I «segnali forti» indicati l’altro ieri dal presidente Luca di Montezemolo, che ha sottolineato che a fine anno il gruppo «avrà più che dimezzato la perdita del 2004», hanno fatto da volano al titolo a due settimane dal lancio della «Grande Punto». L’appuntamento del 5 settembre svelerà la vettura che, nelle intenzioni dell’ad Sergio Marchionne, dovrà rappresentare la svolta del gruppo nel 2006, con un obiettivo di 360mila ordini per il primo anno. D’altra parte si tratta dell’atout del gruppo, che da sempre si gioca fama, credibilità e successo sul segmento «B» delle compatte, punto storico di forza del Lingotto.
Il salone di Francoforte, appuntamento biennale che quest’anno apre i battenti in anteprima il 12 settembre, rappresenterà la passerella della Grande Punto, ma anche quella del lancio di un’altra vettura attesa: la nuova sport wagon Alfa Romeo 159, che sostituisce la 156.

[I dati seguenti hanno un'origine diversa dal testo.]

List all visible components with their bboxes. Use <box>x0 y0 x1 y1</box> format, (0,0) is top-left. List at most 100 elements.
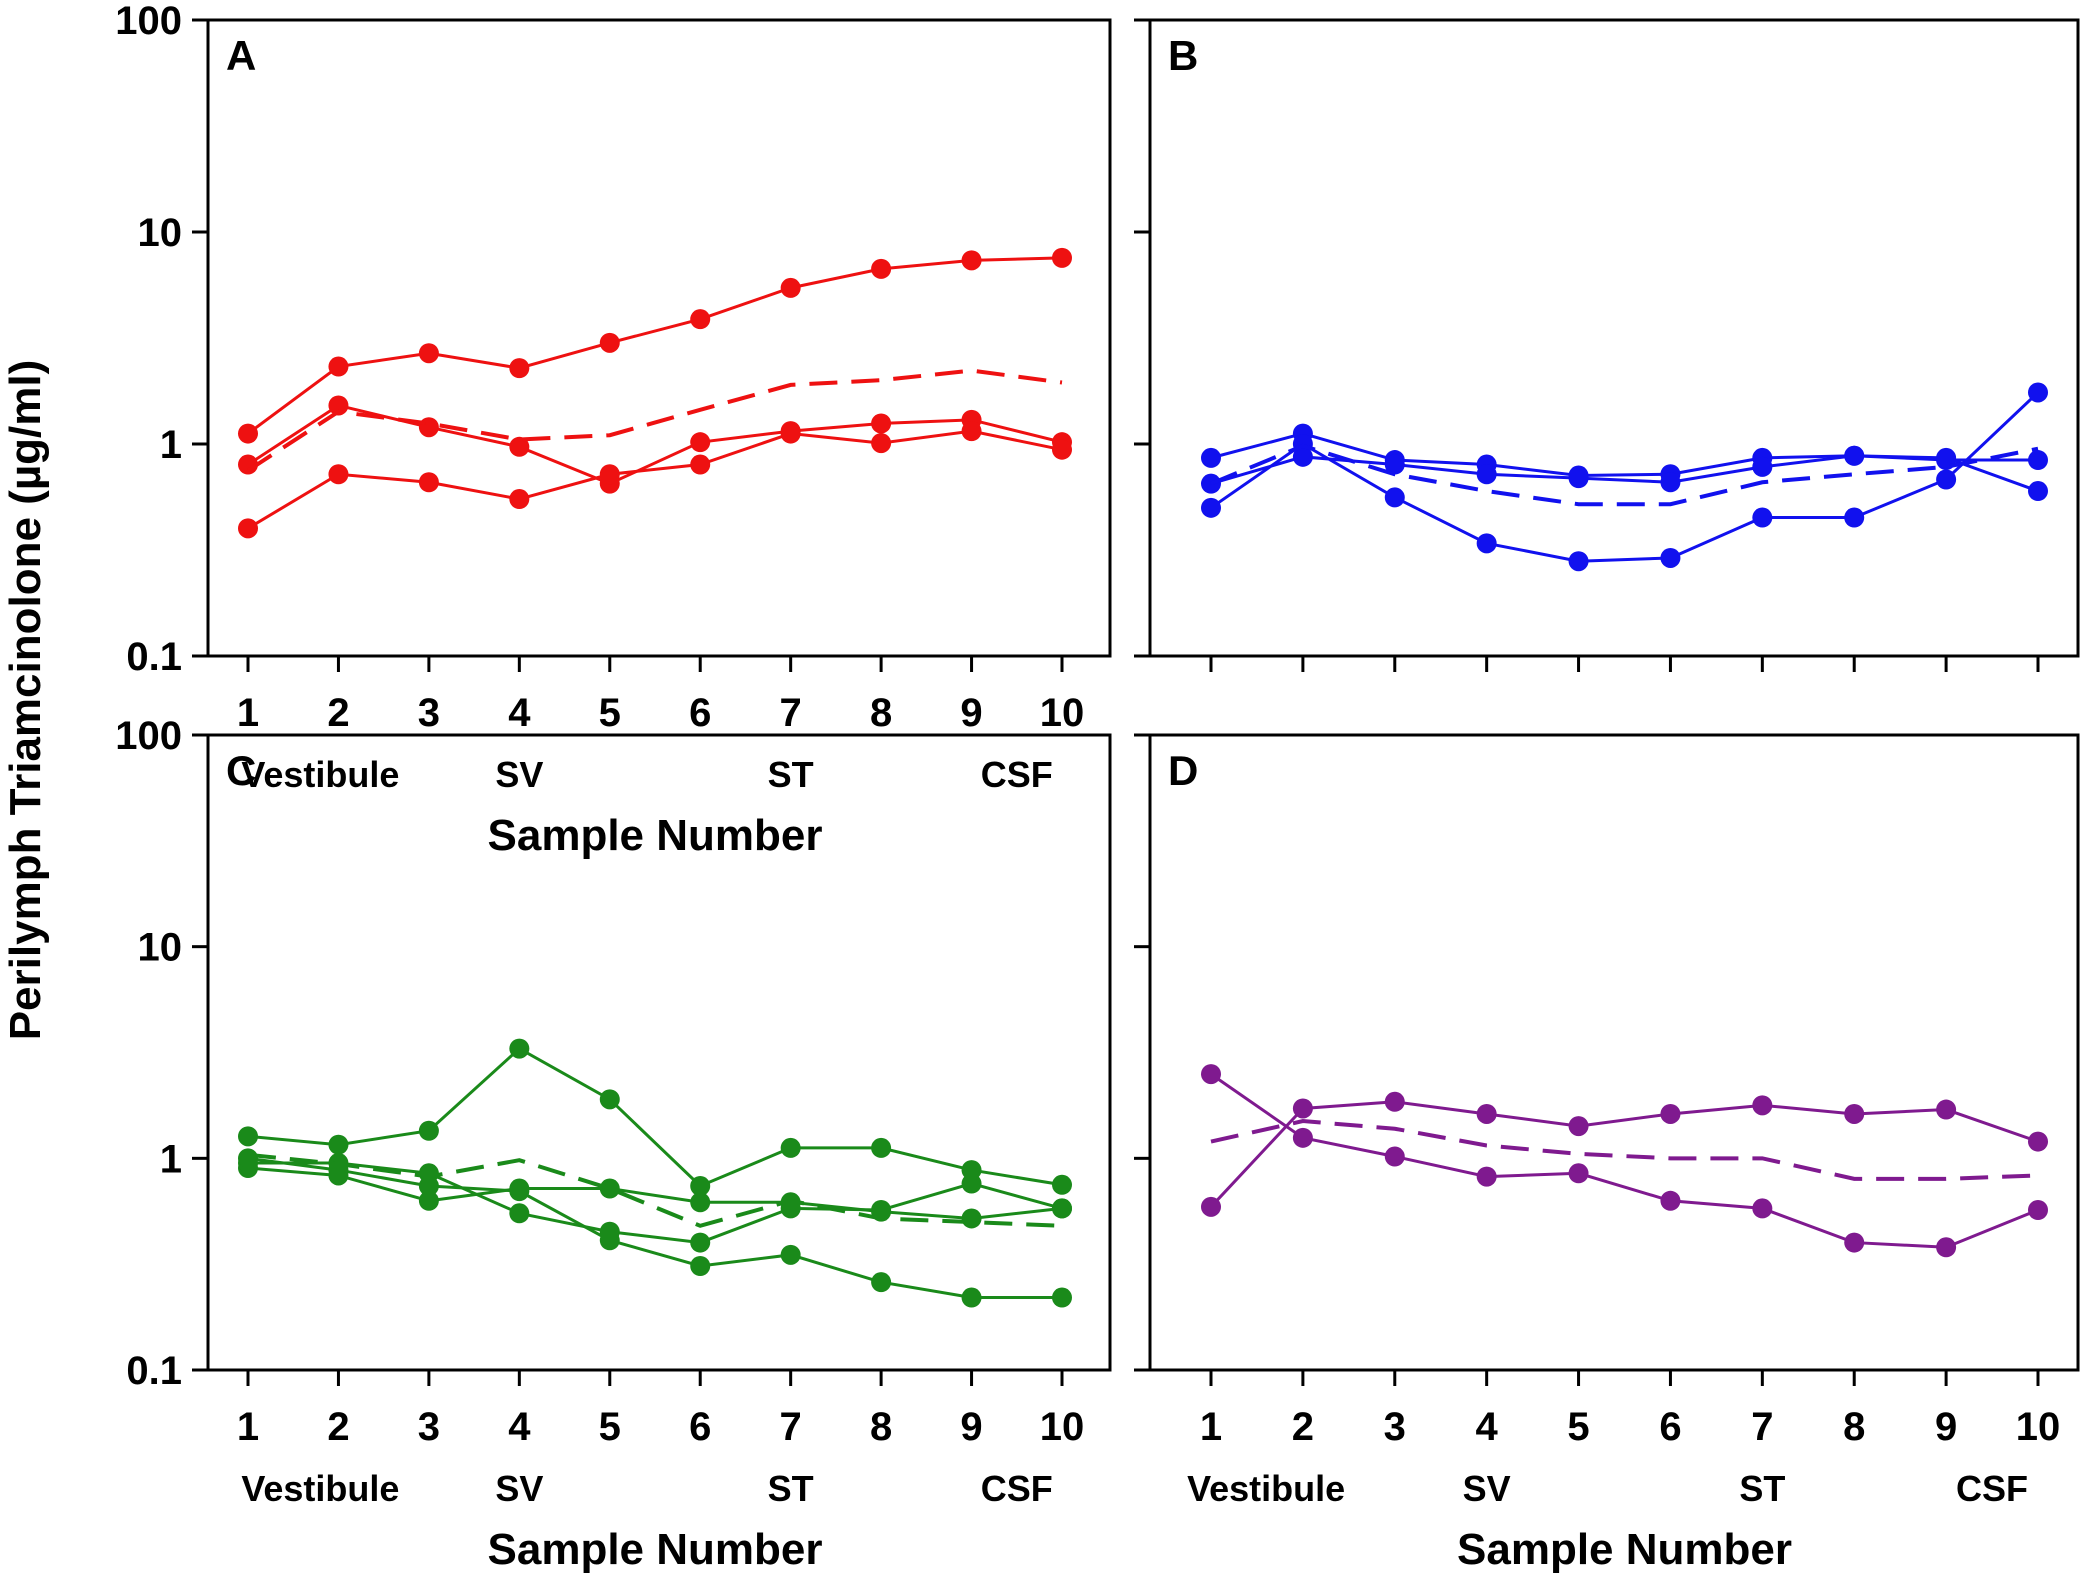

La somma di questi elementi ha probabilmente innescato l’ottimismo del mercato azionario, che è ormai anche entrato nel vivo delle valutazioni sul rimborso in azioni del prestito «convertendo» da 3 miliardi in scadenza il 20 settembre. Il rialzo del titolo, infatti, non dispiace alle banche che dovranno convertire a un prezzo pari alla media tra i 14,4 euro pagati nel 2002 e la media dei prezzi degli ultimi tre mesi: più quest’ultima si alza, meno forti saranno le minusvalenze da sopportare (il prezzo di conversione è oggi di 10,15 euro). Inoltre va notata la correlazione inversa che si è stabilita tra il titolo Fiat e la sua controllante Ifil, che detiene il 30% del capitale (pari a circa il 40% degli asset al netto della liquidità): in linea teorica a un apprezzamento di Fiat dovrebbe seguirne uno correlato di Ifil. Invece anche ieri, come accade da un po’, Ifil è rimasta quasi ferma. Segno che c’è chi scommette su un imminente impiego della liquidità della holding in azioni Fiat messe in vendita dalle banche dopo la conversione, per limitare la diluizione prevista dal 30 al 22% nel capitale del Lingotto.

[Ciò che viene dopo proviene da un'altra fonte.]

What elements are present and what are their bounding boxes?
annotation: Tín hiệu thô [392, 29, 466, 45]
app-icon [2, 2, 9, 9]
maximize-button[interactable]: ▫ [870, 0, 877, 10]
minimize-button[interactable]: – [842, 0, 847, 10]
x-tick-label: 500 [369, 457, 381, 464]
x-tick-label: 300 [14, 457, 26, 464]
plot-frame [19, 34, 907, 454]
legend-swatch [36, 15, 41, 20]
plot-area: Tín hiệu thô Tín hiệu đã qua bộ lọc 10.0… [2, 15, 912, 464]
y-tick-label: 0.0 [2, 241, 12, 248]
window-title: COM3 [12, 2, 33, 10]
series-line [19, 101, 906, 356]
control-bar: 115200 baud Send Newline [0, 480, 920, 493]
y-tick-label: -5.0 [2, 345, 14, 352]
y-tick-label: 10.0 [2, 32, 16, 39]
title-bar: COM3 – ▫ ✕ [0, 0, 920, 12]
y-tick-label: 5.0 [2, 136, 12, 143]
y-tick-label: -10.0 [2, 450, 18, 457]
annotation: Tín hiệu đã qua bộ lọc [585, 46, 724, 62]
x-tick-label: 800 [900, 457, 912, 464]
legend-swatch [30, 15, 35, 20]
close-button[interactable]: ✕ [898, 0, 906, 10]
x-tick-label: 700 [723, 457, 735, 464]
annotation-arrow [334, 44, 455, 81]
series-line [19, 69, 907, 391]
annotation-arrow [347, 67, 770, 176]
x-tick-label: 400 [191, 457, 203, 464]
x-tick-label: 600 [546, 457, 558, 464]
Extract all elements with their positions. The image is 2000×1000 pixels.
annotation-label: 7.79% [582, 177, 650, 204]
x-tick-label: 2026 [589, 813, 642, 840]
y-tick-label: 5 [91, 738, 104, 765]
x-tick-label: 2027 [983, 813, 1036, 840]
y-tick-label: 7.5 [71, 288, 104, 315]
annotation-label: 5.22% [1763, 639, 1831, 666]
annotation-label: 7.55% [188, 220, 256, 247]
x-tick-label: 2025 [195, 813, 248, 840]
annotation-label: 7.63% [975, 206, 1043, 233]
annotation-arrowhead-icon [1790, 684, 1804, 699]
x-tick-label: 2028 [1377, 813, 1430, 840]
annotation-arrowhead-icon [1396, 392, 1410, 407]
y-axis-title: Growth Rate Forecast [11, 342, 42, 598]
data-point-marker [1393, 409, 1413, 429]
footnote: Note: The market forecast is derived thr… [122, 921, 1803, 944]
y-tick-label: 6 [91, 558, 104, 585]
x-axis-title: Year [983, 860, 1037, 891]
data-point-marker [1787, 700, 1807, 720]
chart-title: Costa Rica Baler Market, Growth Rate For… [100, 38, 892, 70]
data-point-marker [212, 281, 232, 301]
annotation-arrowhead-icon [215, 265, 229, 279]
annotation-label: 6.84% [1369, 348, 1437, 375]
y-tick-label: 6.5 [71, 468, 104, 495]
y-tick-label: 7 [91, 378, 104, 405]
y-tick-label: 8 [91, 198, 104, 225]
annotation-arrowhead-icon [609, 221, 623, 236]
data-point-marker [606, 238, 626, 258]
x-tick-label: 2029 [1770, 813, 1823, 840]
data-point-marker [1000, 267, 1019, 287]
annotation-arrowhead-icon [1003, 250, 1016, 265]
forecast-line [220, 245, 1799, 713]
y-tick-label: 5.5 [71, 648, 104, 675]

Tutt’altra la musica in Nord America dove, secondo il New York Times, la General Motors avrebbe tre anni di vita. Il numero uno dei produttori mondiali di auto, schiacciato dai problemi finanziari legati all’assistenza previdenziale ai suoi dipendenti, avrebbe un’autonomia limitata a un triennio, al termine del quale si sarà esaurita la liquidità necessaria per colmare la differenza tra il cash flow generato dal business delle auto e le richieste del sistema previdenziale. L’unica alternativa sarebbe quella di tagliare le spese sanitarie e pensionistiche.

Un’ipotesi catastrofica a cui però Wall Street non ha dato molto peso: il titolo ha chiuso ieri con un lieve calo dello 0,4% a 33,4 dollari.